Samsung’s global challenge for Tizen: Better local content and payment services


Following Samsung’s launch of its first Tizen smartphone, which many have speculated will be targeted squarely at emerging markets, new research from mobile marketing firm Upstream has found that consumers in developing markets are calling for the handset to more readily provide relevant, localised content and services as well as more appropriate payment mechanics and pricing models.

Upstream’s new research, which polled the views of a representative sample of 4,504 consumers in Brazil, China, India, Nigeria and Vietnam in conjunction with analyst house Ovum, features in its latest report entitled The Next Mobile Frontier. The findings show that over a third of consumers (35%) in these countries find content typically too expensive to buy over their mobile and reveal that as many as a fifth (21%) don’t possess the credit card or debit card details required to make purchases.

Nearly a quarter (24%) of consumers in these markets said that they also currently find it difficult to source the content they are looking for on the portals and app stores available to them over their smartphones. Many lamented a total lack of accessibility with a fifth (20%) of respondents claiming that content is often not in their local language.

Marco Veremis, CEO, Upstream, comments: “The launch of Tizen on Samsung handsets provides an exciting proposition for emerging market consumers, where accessibility to truly localised content and appropriate payment mechanics could at last become a reality. As handset manufacturers search for the most effective means of capturing brand loyalty of developing markets, they would do well to seriously assess whether the Western models used to disseminate content and services to consumers equates to fitting a round peg through a square hole.”

Veremis added, “Samsung may well consider working with mobile network operators, who can provide a new way for emerging market consumers to access and pay for the content they require, using their pre-paid phone credit they on their handset.”

The results of the research additionally hinted to Samsung and its competitors the types of content consumers in emerging markets would like to access on their smartphone, looking at what content and services they currently use their handsets for as well as what they would like to access more in the future.
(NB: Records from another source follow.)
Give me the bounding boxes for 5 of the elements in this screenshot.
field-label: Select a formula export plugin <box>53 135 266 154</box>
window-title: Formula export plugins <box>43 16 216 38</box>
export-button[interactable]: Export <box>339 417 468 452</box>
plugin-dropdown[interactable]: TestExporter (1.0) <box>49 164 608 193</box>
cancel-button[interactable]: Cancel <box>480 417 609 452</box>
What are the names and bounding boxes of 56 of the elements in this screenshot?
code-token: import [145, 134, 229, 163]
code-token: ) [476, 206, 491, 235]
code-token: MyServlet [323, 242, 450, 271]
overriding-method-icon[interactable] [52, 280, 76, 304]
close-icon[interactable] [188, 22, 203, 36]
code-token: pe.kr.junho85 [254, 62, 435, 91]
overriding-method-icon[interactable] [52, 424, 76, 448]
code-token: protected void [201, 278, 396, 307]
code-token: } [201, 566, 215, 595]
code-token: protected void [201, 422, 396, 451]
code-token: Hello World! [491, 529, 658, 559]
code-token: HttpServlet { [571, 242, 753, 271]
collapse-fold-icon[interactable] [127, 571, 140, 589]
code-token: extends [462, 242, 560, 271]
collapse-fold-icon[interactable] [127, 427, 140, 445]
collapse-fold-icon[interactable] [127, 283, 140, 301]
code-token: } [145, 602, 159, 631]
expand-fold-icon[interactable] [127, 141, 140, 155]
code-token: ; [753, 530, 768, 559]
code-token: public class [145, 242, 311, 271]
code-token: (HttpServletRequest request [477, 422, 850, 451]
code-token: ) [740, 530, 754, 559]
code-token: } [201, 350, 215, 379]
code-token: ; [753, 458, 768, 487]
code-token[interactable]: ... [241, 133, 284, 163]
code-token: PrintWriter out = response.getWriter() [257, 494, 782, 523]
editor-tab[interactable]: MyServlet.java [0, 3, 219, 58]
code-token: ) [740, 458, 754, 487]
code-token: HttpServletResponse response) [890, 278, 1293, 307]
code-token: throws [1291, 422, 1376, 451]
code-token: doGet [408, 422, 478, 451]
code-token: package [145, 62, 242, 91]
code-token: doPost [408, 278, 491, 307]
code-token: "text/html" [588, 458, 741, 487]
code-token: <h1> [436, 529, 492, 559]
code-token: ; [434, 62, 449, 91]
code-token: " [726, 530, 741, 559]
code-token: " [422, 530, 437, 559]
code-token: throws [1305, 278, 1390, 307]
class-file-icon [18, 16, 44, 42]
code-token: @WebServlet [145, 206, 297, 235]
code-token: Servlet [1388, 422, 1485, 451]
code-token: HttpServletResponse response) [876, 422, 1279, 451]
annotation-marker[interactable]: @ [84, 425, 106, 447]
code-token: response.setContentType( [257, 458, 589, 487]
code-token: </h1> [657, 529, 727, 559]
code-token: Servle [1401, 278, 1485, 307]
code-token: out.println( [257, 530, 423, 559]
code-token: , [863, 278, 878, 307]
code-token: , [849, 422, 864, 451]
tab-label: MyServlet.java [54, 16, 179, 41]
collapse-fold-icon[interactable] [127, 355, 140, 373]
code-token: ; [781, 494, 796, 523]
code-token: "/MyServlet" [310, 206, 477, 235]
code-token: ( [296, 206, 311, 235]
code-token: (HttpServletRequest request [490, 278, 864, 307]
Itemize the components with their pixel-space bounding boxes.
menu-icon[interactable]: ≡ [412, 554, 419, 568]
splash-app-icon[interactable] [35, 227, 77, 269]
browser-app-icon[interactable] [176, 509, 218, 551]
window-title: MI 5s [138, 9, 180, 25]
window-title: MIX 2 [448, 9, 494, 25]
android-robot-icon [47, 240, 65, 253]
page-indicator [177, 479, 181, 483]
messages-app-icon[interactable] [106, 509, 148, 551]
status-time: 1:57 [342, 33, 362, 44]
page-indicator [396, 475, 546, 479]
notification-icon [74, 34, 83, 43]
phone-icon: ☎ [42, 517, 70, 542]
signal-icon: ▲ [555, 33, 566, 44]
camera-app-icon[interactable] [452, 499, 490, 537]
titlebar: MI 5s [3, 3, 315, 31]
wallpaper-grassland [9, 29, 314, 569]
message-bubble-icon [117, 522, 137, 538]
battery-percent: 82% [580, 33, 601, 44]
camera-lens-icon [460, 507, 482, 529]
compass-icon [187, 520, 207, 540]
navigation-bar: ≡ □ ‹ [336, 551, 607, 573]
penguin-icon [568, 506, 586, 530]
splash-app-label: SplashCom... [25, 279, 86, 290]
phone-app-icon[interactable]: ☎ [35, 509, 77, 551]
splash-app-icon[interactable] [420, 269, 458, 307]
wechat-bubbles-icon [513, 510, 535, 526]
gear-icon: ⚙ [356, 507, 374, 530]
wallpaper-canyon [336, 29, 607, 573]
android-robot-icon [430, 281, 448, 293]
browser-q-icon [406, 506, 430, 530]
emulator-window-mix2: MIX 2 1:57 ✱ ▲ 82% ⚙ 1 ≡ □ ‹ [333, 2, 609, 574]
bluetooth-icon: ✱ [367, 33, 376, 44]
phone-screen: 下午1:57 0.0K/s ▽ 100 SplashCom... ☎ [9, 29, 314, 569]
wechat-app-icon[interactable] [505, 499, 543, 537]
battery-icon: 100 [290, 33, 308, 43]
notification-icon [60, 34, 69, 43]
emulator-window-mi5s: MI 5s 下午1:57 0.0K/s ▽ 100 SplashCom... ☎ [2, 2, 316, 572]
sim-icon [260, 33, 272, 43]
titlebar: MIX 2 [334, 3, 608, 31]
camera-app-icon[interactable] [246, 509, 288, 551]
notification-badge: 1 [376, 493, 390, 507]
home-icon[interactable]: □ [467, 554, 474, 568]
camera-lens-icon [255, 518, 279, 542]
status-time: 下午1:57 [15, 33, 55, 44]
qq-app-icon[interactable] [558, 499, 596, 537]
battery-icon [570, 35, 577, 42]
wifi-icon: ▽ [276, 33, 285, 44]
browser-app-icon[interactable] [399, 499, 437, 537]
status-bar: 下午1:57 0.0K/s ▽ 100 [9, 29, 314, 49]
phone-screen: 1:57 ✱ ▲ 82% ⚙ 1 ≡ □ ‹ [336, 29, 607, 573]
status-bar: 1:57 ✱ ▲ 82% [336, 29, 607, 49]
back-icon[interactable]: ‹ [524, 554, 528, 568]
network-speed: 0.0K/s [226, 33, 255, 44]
Consumers were found to currently be using their smartphones to access social networking content and apps most, with 82% of respondents doing this. Further to this 81% are using their smartphone to access music apps and content, 78% for news and 65% for gaming. While these figures may well correspond with the West’s use of handsets, research also revealed that emerging market consumers would like to use their smartphone for a number of other reasons in the future. Most popularly, over half (54%) of emerging market consumers would like better access to information and services pertaining to health care. In addition, 44% would like better access to education apps and services, 43% want better access business and financial services apps and 43% to travel services.

Veremis added, “For many consumers in emerging markets, mobile handsets remain the only interactive medium for them to engage with. For this reason it comes as little surprise that they want their phones to open up a whole host of content to them – perhaps placing greater emphasis on their need for the mobile channel to offer them a range of services. For this reason, Mobile Network Operators will be the catalysts and key beneficiaries of a data revolution in emerging markets, both becoming the prime avenue for consumer billing and unlocking a new world of content customers are looking for as their mobile consumption grows.”